母親は、身の危険を感じて包丁をタオルで包み、引き出してのお気に隠して寝たものの、翌朝にはタオルを外した状態でテーブルの上においてあったことも。

そして、ついにはバットで飼い猫を撲殺。

病院に移送するのは、あくまでも青年の意志で言ってもらいたいとする押川剛さんは、母親には狂器となり得るものを隠すように指示して、当日はスタッフに様子をビデオカメラで撮影させます。

今後の治療や人間関係の構築など、あらゆる状況に備えて、対象者とその一部始終を記録します。

押川剛さんは、青年を呼び捨てにして上下関係を示します。

すると、青年は押川剛さんに大人しく従いました。

しかし、3ヶ月入院しても状況は改善せず。

押川剛さんは一軒家を借り、青年や境遇の似た若者を受け入れ共同生活させました。

すると、青年は脱走。

押川剛さんは、行く先が両親の住んでいた家だとすぐにわかり、先回りして待ち伏せます。

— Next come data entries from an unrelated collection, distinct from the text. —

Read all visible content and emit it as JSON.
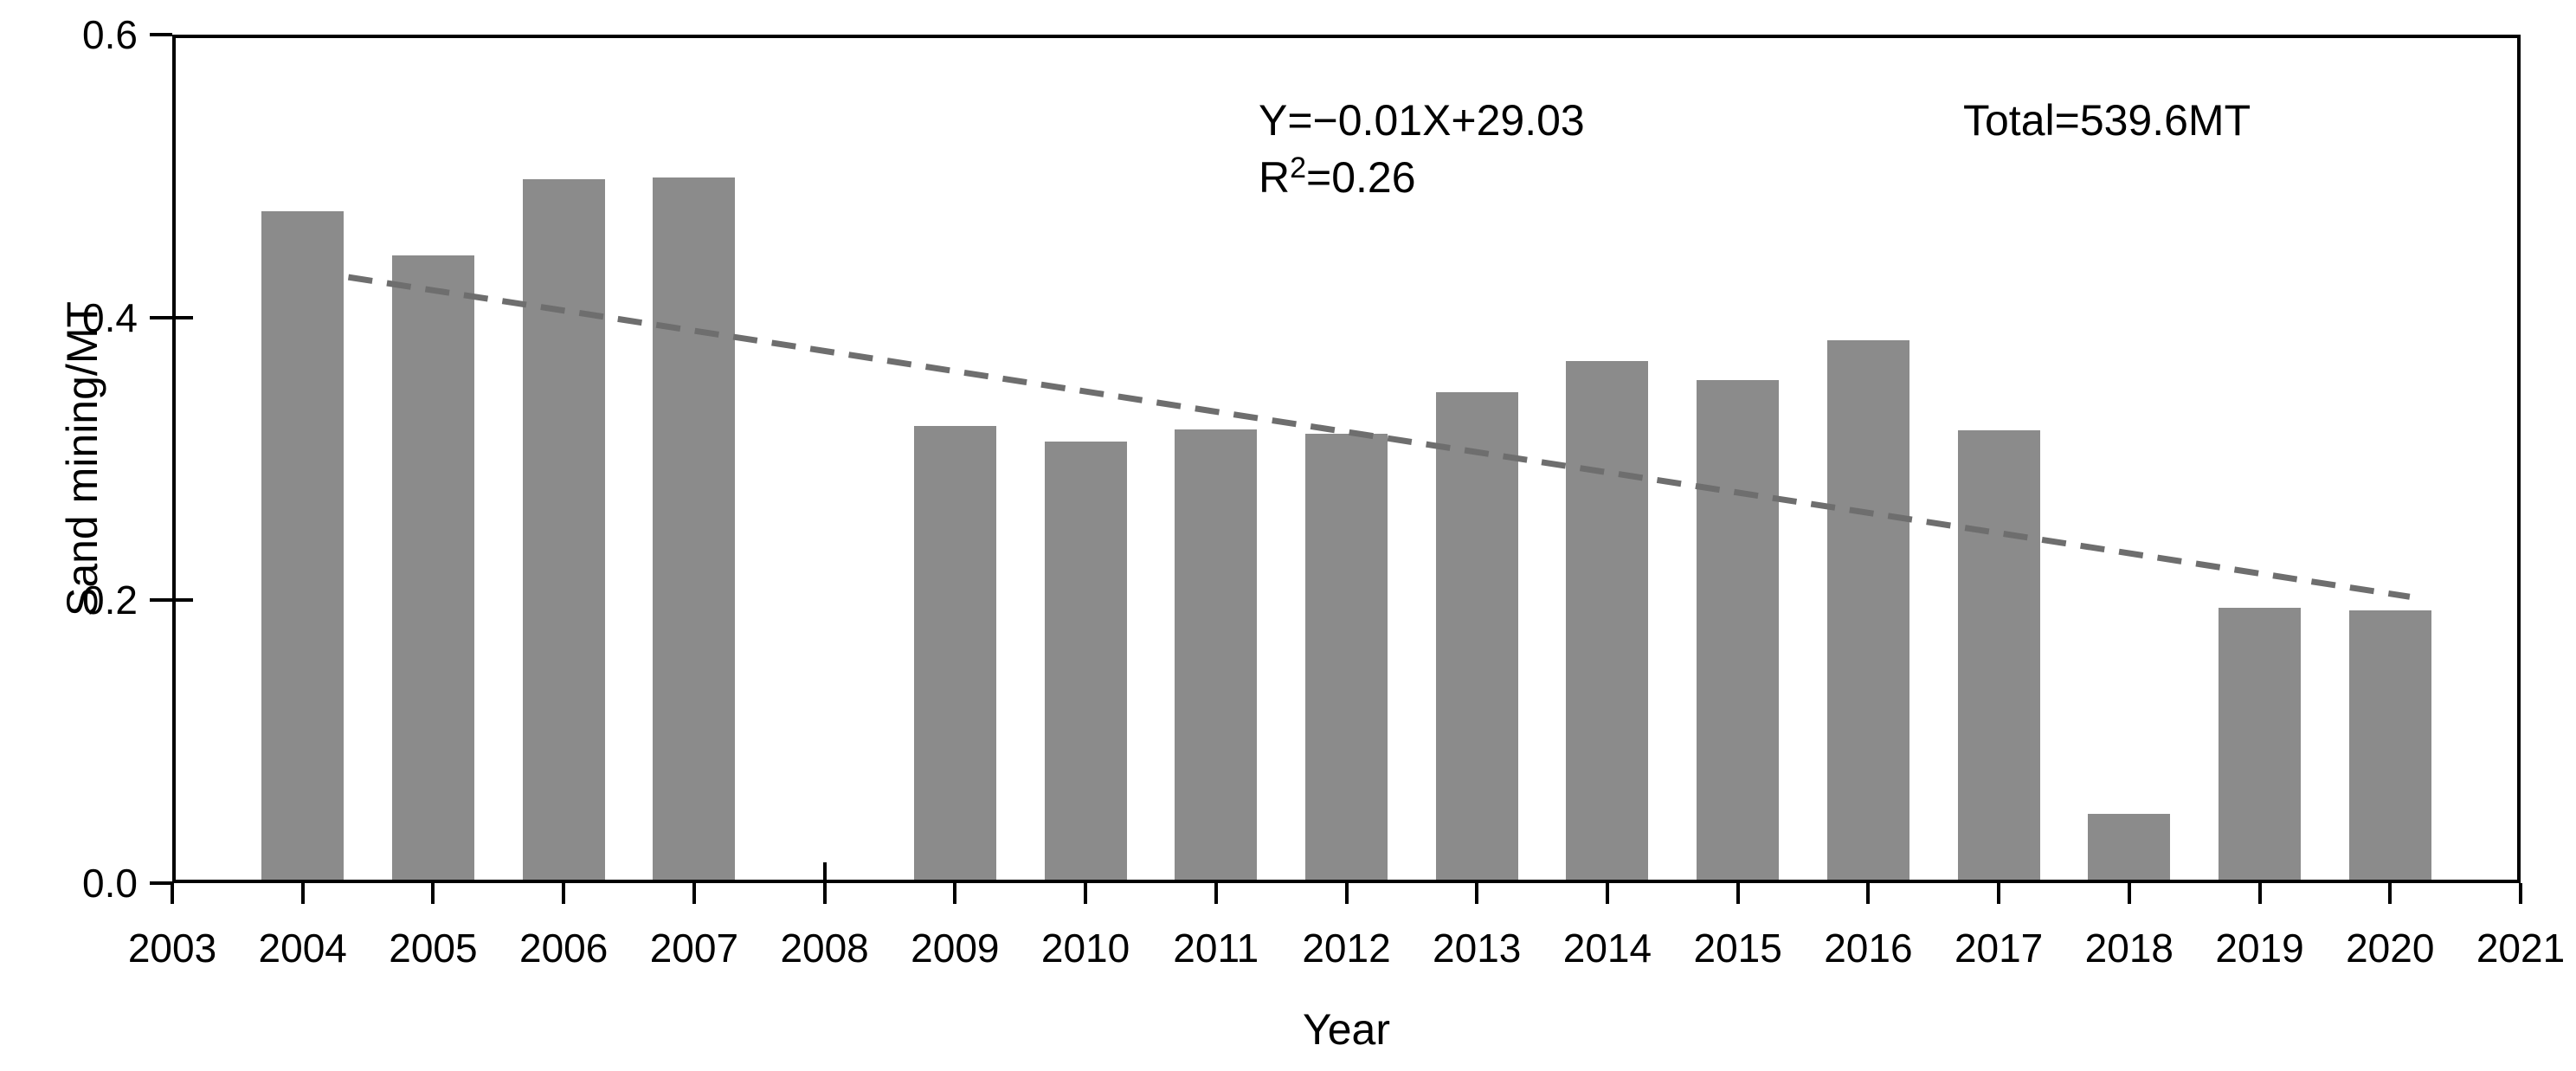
{
  "figure": {
    "background": "#ffffff",
    "text_color": "#000000"
  },
  "chart_data": {
    "type": "bar",
    "title": "",
    "xlabel": "Year",
    "ylabel": "Sand mining/MT",
    "categories": [
      2004,
      2005,
      2006,
      2007,
      2008,
      2009,
      2010,
      2011,
      2012,
      2013,
      2014,
      2015,
      2016,
      2017,
      2018,
      2019,
      2020
    ],
    "values": [
      0.475,
      0.444,
      0.498,
      0.499,
      0.0,
      0.323,
      0.312,
      0.321,
      0.318,
      0.347,
      0.369,
      0.356,
      0.384,
      0.32,
      0.049,
      0.195,
      0.193
    ],
    "x_ticks": [
      2003,
      2004,
      2005,
      2006,
      2007,
      2008,
      2009,
      2010,
      2011,
      2012,
      2013,
      2014,
      2015,
      2016,
      2017,
      2018,
      2019,
      2020,
      2021
    ],
    "y_ticks": [
      0.0,
      0.2,
      0.4,
      0.6
    ],
    "y_tick_labels": [
      "0.0",
      "0.2",
      "0.4",
      "0.6"
    ],
    "xlim": [
      2003,
      2021
    ],
    "ylim": [
      0,
      0.6
    ],
    "grid": false,
    "legend": "none",
    "bar_color": "#8b8b8b",
    "bar_width_years": 0.63,
    "trendline": {
      "x1": 2004.35,
      "v1": 0.4285,
      "x2": 2020.15,
      "v2": 0.2025,
      "color": "#6e6e6e",
      "style": "dashed"
    },
    "annotations": {
      "equation": "Y=−0.01X+29.03",
      "r2_base": "R",
      "r2_sup": "2",
      "r2_rest": "=0.26",
      "total": "Total=539.6MT"
    }
  }
}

そもそも、そこには両親はすでに住んでおらず、青年を恐れ、青年とは暮らせないと引っ越していました。

その後、青年は就職したものの、職場で暴行事件を起こして逮捕。

押川剛さんが身元引受人になって執行猶予となったものの、すぐに再犯して実刑となってしまいました。

青年は、出所して精神科病院へ移るも妄想を口にするようになり、両親は1度も面会に来ないそうです。

本書に登場する毒親は実はあなたかもしれない

毒親について話題にすると、多くの親は、自分とは関係ない特別な「鬼畜」とレッテルを貼ります。

では自分はそうではないのかというと、子どもに暴力を振るっても「それは愛情があるからだ」、進学でプレッシャーをかけていても「子供の将来をあんじているからだ」と言い張ります。

しかし、その「愛情」は、自分の思いどおりにさせたいという自分への「愛情」ではないのですか。

「将来をあんじている」のは、子供に対してではなく、自分の外聞ではないのですか。

もちろん、客観的に明明白白な虐待はだめですが、かりにそれとは違っていたとしても、親ファーストの親子関係の結果は、本書に出てくるような問題につながるのです。

つまり、子を追い詰める毒親かどうかには、明確な線引などなく、親なら誰でも間違えばそうなり得るのです。

その覚悟をもって本書を読むと、自分の心へのリアリティはいっそうましてくるでしょう。

以上、「子どもを殺してください」という親たち(押川剛著/鈴木マサカズ画、新潮社)は、精神障害者移送サービス業を描いています、でした。